The number of private businesses for sale in Australia has been on the rise for the past 12 months, with the BizExchange Index for Private Business Values showing a record number of 41,200 private businesses for sale in October last year.
According to Seek, the number of people looking online to purchase small businesses is also increasing, with the latest data from the online business listing site, released this month, recording a 32% year-on-year increase in businesses for sale listings.
Narissa Corrigan, principal of Ampersand & Ampersand, advises small and medium size businesses on both legal and marketing matters. She told SmartCompany this morning there are a wide range of boxes small business owners need to check before advertising their business for sale.
“The most important one from a legal perspective would be making sure whatever materials you produce to sell the business are correct and are not misleading,” Corrigan says.
Corrigan says it is essential for business owners to determine what assets are actually for sale and this includes intellectual property that may have been developed over a long period of time.

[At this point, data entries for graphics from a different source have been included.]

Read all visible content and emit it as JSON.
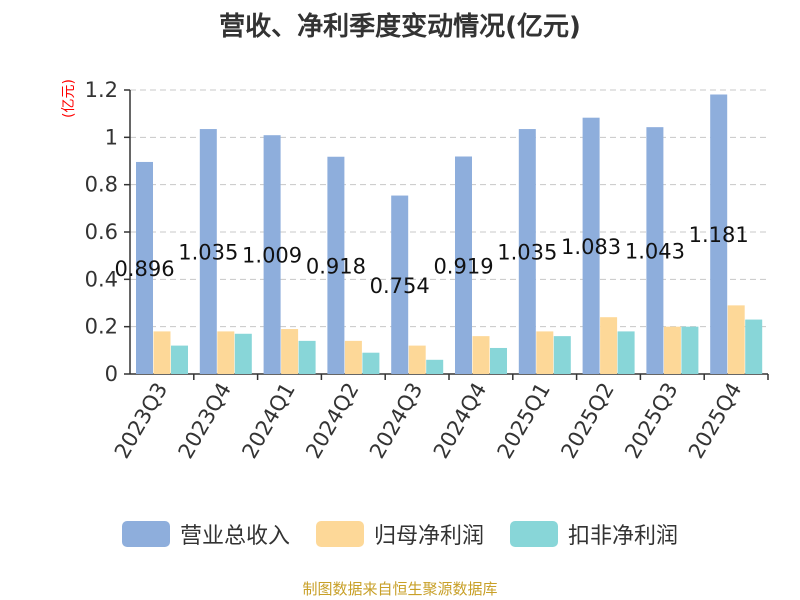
{
  "title": "营收、净利季度变动情况(亿元)",
  "unit_label": "(亿元)",
  "source": "制图数据来自恒生聚源数据库",
  "colors": {
    "revenue": "#8eaedc",
    "net_profit": "#fdd898",
    "deducted_profit": "#88d6d8",
    "grid": "#c8c8c8",
    "axis": "#333333"
  },
  "chart_data": {
    "type": "bar",
    "title": "营收、净利季度变动情况(亿元)",
    "ylabel": "(亿元)",
    "ylim": [
      0,
      1.2
    ],
    "yticks": [
      "0",
      "0.2",
      "0.4",
      "0.6",
      "0.8",
      "1",
      "1.2"
    ],
    "grid": true,
    "legend_position": "bottom",
    "categories": [
      "2023Q3",
      "2023Q4",
      "2024Q1",
      "2024Q2",
      "2024Q3",
      "2024Q4",
      "2025Q1",
      "2025Q2",
      "2025Q3",
      "2025Q4"
    ],
    "series": [
      {
        "name": "营业总收入",
        "values": [
          0.896,
          1.035,
          1.009,
          0.918,
          0.754,
          0.919,
          1.035,
          1.083,
          1.043,
          1.181
        ]
      },
      {
        "name": "归母净利润",
        "values": [
          0.18,
          0.18,
          0.19,
          0.14,
          0.12,
          0.16,
          0.18,
          0.24,
          0.2,
          0.29
        ]
      },
      {
        "name": "扣非净利润",
        "values": [
          0.12,
          0.17,
          0.14,
          0.09,
          0.06,
          0.11,
          0.16,
          0.18,
          0.2,
          0.23
        ]
      }
    ],
    "data_labels": [
      "0.896",
      "1.035",
      "1.009",
      "0.918",
      "0.754",
      "0.919",
      "1.035",
      "1.083",
      "1.043",
      "1.181"
    ]
  }
}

“It could include if the social media accounts are transferred to the new owner,” Corrigan says.
“And that is not always easy.”
Corrigan says business owners should also review all financial accounts to ensure they are up to date and there is “transparency across all elements, including sales and marketing plans and employee plans” and consider if the vendor will be involved in training the new owner during a transitional period.
“A buyer could place huge value on that in a sale negotiation,” she says.